Monday, January 4, 2010

Qualified Plans: Audits of 401(k)s

QUALIFIED PLANS

Recent audits of small 401(k) plans have borne fruit. Examiners looked at 50 “top heavy” plans, which are subject to special rules because the bulk of the plans’ benefits go to highly paid employees. Among the problems: Failing to make required minimum contributions for low paids; excluding eligible workers from the plan. And not depositing employee contributions in a timely manner. Look for IRS to broaden its reach and order up more audits of these small plans. Employers get an extra year to amend plans to reflect pension law changes approved by Congress over the past few years. The new deadline is Dec. 31, 2010.

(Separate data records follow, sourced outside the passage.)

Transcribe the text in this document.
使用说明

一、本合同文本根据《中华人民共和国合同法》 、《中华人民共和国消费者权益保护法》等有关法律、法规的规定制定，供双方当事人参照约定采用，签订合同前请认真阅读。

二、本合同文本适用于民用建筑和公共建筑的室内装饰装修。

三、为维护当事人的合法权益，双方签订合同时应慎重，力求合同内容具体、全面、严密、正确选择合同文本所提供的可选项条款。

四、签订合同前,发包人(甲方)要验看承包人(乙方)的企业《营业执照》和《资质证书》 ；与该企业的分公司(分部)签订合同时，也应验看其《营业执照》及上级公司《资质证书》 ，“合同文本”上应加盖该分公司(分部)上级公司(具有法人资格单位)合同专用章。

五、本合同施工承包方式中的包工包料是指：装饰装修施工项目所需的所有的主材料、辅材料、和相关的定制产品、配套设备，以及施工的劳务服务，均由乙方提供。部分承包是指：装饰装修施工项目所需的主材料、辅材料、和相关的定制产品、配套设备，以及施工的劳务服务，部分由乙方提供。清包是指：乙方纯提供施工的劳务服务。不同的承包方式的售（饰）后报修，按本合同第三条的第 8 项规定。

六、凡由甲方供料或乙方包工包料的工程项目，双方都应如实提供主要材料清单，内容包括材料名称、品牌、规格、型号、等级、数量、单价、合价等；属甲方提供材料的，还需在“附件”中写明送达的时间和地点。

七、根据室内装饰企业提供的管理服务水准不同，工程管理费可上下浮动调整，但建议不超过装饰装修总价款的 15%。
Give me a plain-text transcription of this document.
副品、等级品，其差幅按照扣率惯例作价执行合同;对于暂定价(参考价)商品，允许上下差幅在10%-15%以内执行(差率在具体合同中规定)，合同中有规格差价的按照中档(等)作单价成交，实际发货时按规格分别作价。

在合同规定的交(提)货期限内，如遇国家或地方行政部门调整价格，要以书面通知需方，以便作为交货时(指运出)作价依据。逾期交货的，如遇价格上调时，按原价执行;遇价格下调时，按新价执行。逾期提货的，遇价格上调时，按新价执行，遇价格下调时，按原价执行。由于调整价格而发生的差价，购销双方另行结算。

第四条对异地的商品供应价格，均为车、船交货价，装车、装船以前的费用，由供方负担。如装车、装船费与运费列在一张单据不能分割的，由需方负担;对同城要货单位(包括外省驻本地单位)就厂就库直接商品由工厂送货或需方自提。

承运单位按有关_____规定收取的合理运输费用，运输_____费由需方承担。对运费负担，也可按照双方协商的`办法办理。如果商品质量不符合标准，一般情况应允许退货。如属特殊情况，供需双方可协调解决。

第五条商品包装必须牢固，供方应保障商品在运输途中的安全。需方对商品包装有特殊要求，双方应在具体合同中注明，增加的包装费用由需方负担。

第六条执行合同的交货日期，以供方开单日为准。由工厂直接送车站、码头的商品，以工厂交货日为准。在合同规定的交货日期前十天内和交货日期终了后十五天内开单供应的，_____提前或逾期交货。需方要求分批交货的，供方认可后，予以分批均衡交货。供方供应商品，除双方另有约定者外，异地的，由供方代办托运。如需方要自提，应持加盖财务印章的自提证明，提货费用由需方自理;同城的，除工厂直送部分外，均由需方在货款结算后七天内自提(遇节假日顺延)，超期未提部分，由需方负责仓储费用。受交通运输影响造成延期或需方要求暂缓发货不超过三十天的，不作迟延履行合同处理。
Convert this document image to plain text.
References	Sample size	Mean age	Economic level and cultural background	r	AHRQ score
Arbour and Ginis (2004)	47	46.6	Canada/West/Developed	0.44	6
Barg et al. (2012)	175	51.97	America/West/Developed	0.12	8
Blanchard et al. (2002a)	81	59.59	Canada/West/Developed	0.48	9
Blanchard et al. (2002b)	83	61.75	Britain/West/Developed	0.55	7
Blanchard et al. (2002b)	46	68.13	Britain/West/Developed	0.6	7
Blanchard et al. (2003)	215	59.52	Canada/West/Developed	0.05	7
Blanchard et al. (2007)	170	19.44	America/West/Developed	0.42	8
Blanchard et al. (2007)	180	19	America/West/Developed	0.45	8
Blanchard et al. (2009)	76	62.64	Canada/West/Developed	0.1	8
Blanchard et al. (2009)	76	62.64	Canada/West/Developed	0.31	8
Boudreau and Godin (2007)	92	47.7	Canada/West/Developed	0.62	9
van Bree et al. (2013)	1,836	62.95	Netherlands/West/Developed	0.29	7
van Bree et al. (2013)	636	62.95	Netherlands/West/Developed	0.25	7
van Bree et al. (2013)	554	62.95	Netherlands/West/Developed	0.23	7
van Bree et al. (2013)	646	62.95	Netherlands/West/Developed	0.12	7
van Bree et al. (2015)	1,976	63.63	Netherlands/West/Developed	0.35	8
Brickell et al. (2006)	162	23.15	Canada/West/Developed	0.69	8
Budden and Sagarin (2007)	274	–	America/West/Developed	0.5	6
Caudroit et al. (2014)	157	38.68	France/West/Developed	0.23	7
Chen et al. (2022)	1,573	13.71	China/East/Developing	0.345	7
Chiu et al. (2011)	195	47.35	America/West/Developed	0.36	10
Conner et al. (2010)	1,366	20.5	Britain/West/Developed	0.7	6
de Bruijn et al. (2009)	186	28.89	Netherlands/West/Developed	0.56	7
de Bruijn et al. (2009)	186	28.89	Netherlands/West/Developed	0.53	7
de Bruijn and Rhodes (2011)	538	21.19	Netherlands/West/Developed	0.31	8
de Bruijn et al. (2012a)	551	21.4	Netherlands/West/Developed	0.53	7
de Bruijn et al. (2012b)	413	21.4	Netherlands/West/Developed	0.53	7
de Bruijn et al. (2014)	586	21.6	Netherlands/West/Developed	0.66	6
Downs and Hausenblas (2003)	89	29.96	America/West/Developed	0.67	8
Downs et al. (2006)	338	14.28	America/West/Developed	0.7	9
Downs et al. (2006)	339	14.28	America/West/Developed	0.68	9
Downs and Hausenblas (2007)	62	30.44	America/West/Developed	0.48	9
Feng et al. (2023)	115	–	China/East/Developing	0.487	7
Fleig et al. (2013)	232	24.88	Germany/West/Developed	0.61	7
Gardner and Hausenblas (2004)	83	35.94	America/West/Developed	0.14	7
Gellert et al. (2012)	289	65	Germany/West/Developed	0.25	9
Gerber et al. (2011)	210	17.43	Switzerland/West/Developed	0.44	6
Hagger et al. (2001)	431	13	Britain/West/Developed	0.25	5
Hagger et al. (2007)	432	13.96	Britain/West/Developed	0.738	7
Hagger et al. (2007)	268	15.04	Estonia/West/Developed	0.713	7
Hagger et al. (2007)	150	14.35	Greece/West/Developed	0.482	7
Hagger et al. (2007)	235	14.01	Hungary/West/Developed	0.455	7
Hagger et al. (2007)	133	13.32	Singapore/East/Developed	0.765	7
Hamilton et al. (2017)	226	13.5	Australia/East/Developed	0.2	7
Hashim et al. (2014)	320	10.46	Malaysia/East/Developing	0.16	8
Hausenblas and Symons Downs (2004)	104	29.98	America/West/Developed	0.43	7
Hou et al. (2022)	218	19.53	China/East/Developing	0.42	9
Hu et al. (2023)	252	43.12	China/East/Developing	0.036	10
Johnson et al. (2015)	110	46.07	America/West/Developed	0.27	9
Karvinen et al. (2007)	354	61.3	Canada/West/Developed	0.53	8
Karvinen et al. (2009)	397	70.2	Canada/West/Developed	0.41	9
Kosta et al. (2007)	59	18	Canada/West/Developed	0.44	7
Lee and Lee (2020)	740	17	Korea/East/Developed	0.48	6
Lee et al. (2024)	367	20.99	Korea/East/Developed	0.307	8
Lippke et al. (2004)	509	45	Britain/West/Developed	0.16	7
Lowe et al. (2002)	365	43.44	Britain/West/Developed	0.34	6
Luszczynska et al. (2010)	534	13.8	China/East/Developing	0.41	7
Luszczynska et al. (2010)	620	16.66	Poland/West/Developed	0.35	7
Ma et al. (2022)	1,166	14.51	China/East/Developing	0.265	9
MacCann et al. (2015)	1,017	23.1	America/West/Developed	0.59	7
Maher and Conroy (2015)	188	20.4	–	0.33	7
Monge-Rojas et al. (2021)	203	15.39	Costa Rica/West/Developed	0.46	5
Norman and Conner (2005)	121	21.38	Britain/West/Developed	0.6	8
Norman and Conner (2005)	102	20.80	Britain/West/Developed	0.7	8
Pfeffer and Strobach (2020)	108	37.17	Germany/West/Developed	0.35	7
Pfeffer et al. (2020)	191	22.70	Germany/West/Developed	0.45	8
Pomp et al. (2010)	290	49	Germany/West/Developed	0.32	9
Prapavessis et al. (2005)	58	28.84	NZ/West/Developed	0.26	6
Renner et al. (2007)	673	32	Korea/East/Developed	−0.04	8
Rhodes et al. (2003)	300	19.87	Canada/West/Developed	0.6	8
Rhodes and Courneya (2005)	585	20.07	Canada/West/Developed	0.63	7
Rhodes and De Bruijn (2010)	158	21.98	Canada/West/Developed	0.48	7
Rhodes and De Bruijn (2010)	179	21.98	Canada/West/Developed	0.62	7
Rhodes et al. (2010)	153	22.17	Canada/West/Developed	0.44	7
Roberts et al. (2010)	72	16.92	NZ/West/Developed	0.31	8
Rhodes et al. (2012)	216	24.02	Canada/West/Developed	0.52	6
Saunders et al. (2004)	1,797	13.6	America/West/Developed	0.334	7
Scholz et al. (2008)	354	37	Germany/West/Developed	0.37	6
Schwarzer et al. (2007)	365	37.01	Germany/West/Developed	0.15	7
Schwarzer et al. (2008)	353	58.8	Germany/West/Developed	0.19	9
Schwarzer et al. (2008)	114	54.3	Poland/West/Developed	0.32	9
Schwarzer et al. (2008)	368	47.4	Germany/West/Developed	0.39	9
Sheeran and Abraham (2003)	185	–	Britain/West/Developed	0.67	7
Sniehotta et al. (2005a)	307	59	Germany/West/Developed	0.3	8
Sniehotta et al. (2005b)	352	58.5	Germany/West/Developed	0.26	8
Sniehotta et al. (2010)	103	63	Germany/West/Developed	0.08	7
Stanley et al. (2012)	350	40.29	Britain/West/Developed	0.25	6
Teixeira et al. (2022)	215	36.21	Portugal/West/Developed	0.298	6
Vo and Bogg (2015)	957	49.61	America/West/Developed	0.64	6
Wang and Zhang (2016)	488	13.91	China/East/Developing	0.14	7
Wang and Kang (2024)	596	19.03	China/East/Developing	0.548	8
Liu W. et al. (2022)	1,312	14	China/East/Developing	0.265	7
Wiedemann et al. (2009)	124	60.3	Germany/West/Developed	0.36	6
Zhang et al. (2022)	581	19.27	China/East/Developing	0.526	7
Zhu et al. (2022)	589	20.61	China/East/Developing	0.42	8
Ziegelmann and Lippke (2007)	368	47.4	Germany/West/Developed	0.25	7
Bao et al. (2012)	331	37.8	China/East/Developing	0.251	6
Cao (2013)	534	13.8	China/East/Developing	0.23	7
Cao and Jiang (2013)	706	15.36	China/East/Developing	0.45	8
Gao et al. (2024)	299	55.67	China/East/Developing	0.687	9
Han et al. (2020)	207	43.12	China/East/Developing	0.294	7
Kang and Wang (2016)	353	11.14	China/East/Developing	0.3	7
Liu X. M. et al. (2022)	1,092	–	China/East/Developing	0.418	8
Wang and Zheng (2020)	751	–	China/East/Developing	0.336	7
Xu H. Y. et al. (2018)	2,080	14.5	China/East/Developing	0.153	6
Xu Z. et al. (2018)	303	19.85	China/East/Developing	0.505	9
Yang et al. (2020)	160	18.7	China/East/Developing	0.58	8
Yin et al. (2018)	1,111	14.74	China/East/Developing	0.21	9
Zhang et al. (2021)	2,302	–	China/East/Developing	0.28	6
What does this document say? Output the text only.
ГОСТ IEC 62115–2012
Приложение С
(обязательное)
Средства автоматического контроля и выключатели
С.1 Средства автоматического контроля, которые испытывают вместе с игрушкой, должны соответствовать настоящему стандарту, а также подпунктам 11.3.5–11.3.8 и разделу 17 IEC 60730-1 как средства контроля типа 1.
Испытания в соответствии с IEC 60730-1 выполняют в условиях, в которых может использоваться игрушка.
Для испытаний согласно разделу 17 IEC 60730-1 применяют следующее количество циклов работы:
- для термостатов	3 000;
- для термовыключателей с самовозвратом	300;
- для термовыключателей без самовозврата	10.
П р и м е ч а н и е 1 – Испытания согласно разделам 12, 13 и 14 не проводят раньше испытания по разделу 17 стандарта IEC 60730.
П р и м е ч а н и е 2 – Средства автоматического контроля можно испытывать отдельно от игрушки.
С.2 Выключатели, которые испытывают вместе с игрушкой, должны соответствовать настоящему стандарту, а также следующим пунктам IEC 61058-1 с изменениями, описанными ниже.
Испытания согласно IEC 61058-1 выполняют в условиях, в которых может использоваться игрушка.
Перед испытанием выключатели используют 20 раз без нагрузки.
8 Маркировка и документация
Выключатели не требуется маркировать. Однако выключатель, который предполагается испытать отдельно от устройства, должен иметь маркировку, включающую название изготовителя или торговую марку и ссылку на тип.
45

Among the changes requiring amendments; Quicker vesting for cash balance plans, Curbs on benefit accruals for underfunded pensions, And rules allowing participants in 401(k) s to diversify out of employer stock. Announcement of the new deadline just three weeks before the original due date may come too late to provide relief for many plans, because amendments generally have been in the works for months. And IRS is giving itself more time to set procedures for OKing 403(b) plans.

Major new rules for these plans took effect Jan. 1, 2009, including a requirement that these plans must be in writing by the end of this year. The Revenue Service expects to have 403(b) plan approval procedures in place within a few months. The bottom line for sponsors: No need to petition IRS for the time being to get approval of a plan’s tax qualified status. The Service will announce sometime in 2010 when it will be ready to accept determination letter requests. Until then, employers using a prototype plan developed by IRS can assume that they are OK as long as they follow the procedures that the Service will announce next year.